Beutezeit

Originaltitel: Off Season
Autor: Jack Ketchum
Genre: Horror
Umfang: 285 Seiten
Veröffentlichung: Oktober 2007
Verlag: Heyne Hardcore

Beutezeit erschien in den USA bereits 1980, allerdings in einer stark gekürzten Fassung. Der Roman des kompromisslosen Autors Jack Ketchum wurde vor sieben Jahren ungeschnitten neu aufgelegt, und die harte Slasherkost weiss auch nach so langer Zeit immer noch zu schocken.

An der Ostküste der USA verbringen drei Pärchen ein Wochenende. Kurz nach ihrer Ankunft treffen sie auf eine Gruppe Hinterwäldler, die seit einigen Generationen von der Zivilisation abgeschnitten sind und sich zu Kannibalen entwickelt haben.

Die Geschichte ist so einfach wie effektiv – die Thematik, welche die Grundlage für heutige Backwoodslasher wie „Wrong Turn“ bildet, hat Jack Ketchum vor mehr als dreissig Jahren anspruchsvoll zusammengefasst. Erschütternd ist das Bild von einer archaischen Gesellschaft, die ohne Wert- und Moralvorstellungen funktioniert. Alle Protagonisten landen mehr oder weniger in der Steinzeit und sollen aufgefressen werden. Ketchums Bild von der Grundlage des Menschen ist denkbar düster.

Die ersten Passagen des Buches sind noch ruhig, wenn auch genug Anspielungen auf die späteren Horrorszenen gemacht werden. Jeder Charakter wird eingehend beschrieben, anders als in literarischen und filmischen Konsorten verkommt hier niemand zum kreischenden Kanonenfutter. Einige zynische Anspielungen des Autors verschärfen das Geschehen noch. Die nach aussen hin so sauberen Personen werden spätestens im Schlafzimmer bei brutalen Sexszenen zu eben den Monstern, denen sie später noch begegnen.

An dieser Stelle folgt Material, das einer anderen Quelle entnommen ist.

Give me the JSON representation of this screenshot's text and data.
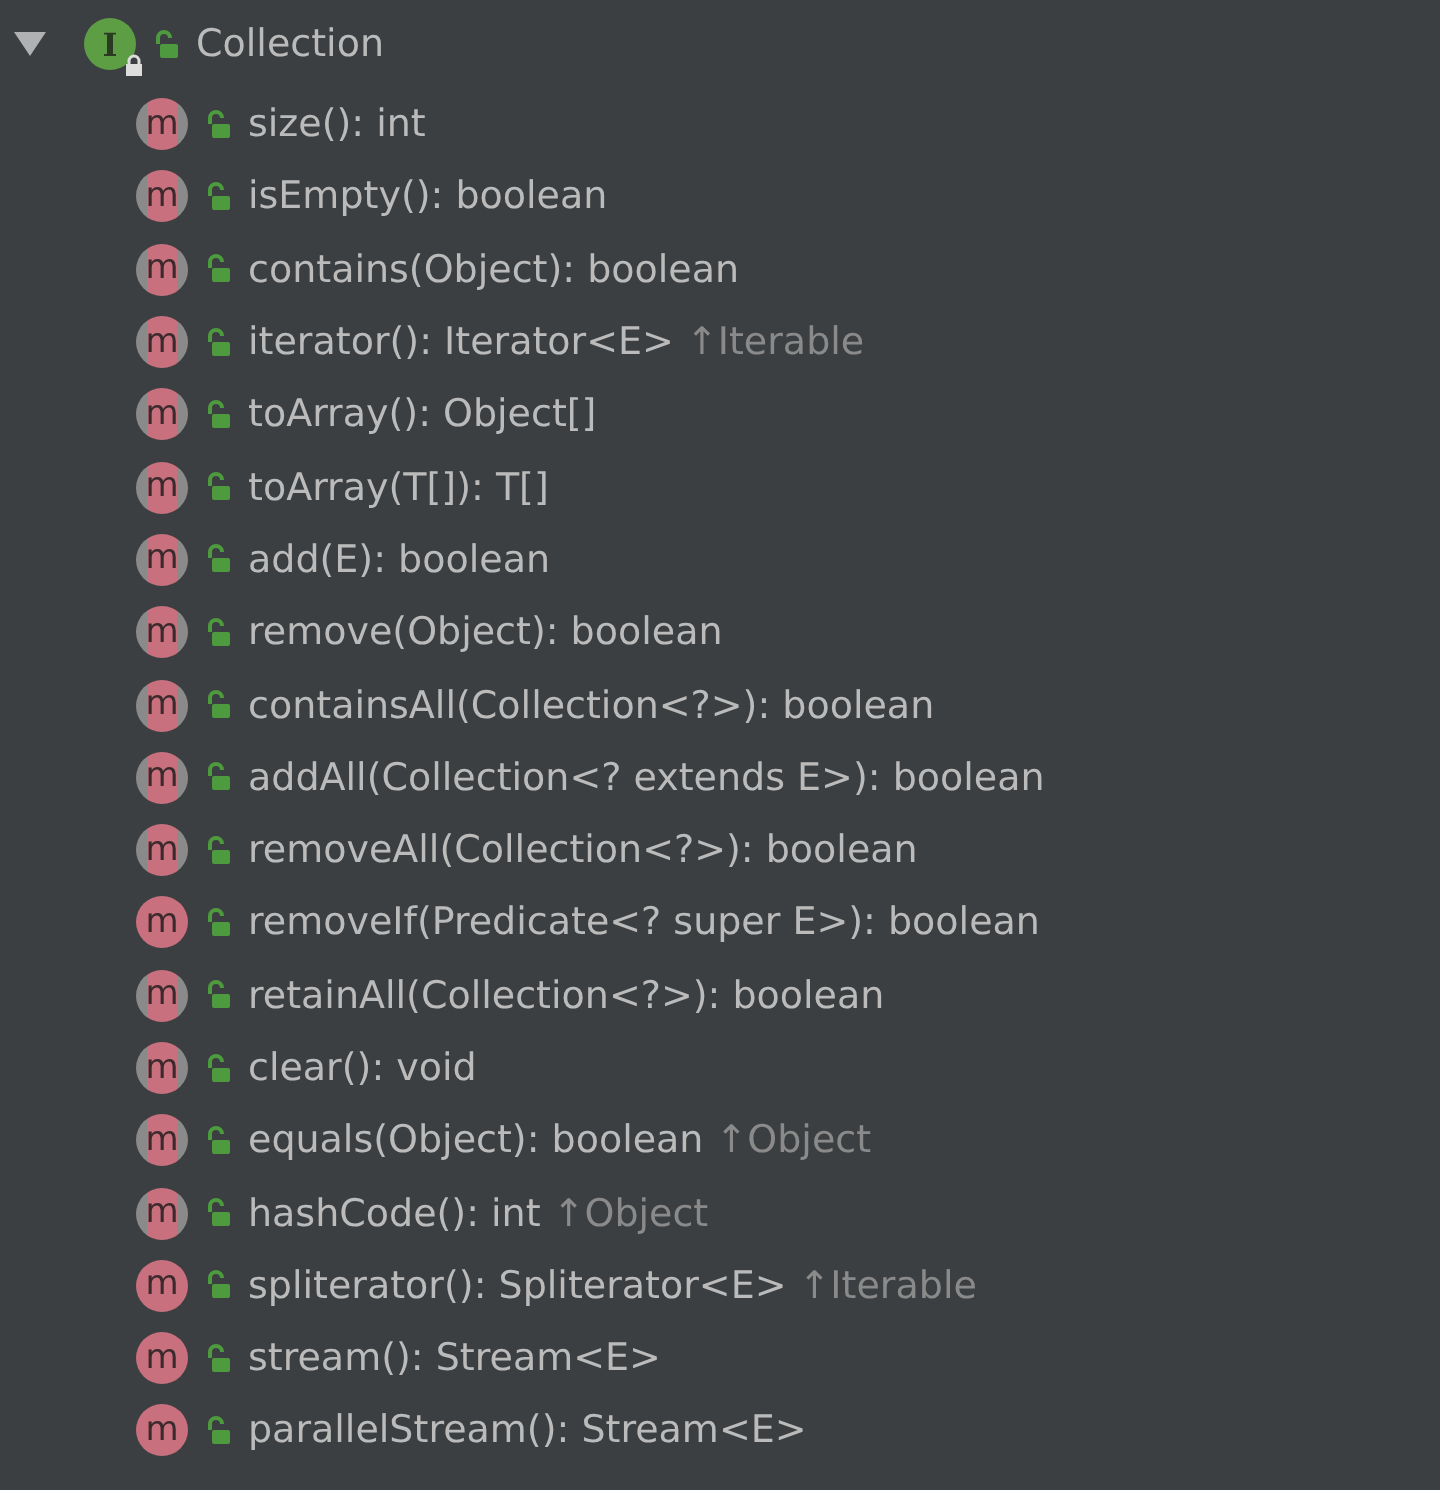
{
  "tree": {
    "label": "Collection",
    "icon": "I",
    "expanded": true,
    "children": [
      {
        "label": "size(): int",
        "icon": "m",
        "kind": "abstract"
      },
      {
        "label": "isEmpty(): boolean",
        "icon": "m",
        "kind": "abstract"
      },
      {
        "label": "contains(Object): boolean",
        "icon": "m",
        "kind": "abstract"
      },
      {
        "label": "iterator(): Iterator<E>",
        "origin": "↑Iterable",
        "icon": "m",
        "kind": "abstract"
      },
      {
        "label": "toArray(): Object[]",
        "icon": "m",
        "kind": "abstract"
      },
      {
        "label": "toArray(T[]): T[]",
        "icon": "m",
        "kind": "abstract"
      },
      {
        "label": "add(E): boolean",
        "icon": "m",
        "kind": "abstract"
      },
      {
        "label": "remove(Object): boolean",
        "icon": "m",
        "kind": "abstract"
      },
      {
        "label": "containsAll(Collection<?>): boolean",
        "icon": "m",
        "kind": "abstract"
      },
      {
        "label": "addAll(Collection<? extends E>): boolean",
        "icon": "m",
        "kind": "abstract"
      },
      {
        "label": "removeAll(Collection<?>): boolean",
        "icon": "m",
        "kind": "abstract"
      },
      {
        "label": "removeIf(Predicate<? super E>): boolean",
        "icon": "m",
        "kind": "default"
      },
      {
        "label": "retainAll(Collection<?>): boolean",
        "icon": "m",
        "kind": "abstract"
      },
      {
        "label": "clear(): void",
        "icon": "m",
        "kind": "abstract"
      },
      {
        "label": "equals(Object): boolean",
        "origin": "↑Object",
        "icon": "m",
        "kind": "abstract"
      },
      {
        "label": "hashCode(): int",
        "origin": "↑Object",
        "icon": "m",
        "kind": "abstract"
      },
      {
        "label": "spliterator(): Spliterator<E>",
        "origin": "↑Iterable",
        "icon": "m",
        "kind": "default"
      },
      {
        "label": "stream(): Stream<E>",
        "icon": "m",
        "kind": "default"
      },
      {
        "label": "parallelStream(): Stream<E>",
        "icon": "m",
        "kind": "default"
      }
    ]
  }
}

Das Geschehen ist knapp, aber sehr explizit beschrieben. Auch wenn der Horror anspruchsvoll ist und von Größen wie Robert Bloch und Stephen King in höchsten Tönen gelobt wurde, ist der Klimax sehr einfach. Es passiert nicht viel mehr als in üblichen Filmen wie „Wrong Turn“ oder Büchern wie „Verkommen“ von Bryan Smith. Durch die tiefgehenden Beschreibungen von den Charakteren und Gewalttaten erlebt man das Geschehen als Leser jedoch ganz anders. Man kann so ziemlich jeden Slasher mit einer ähnlichen Thematik konsumieren, ein so schauriges Gefühl wie hier wird man nicht erleben.

Die Geschichte um die brutale Hinterwäldlergruppe wird übrigens in den Büchern „Beutegier“ (2009) und Beuterausch (2011) fortgesetzt. Letzterer wurde 2011 unter dem Titel „The Woman“ verfilmt.

Schnell, brutal, kulturpessimistisch und sehr spannend – einen besseren Slasher in Buchform findet man nicht so schnell. Viel mehr muss man zu Beutezeit nicht sagen. Von unserer Seite gibt es eine klare Leseempfehlung!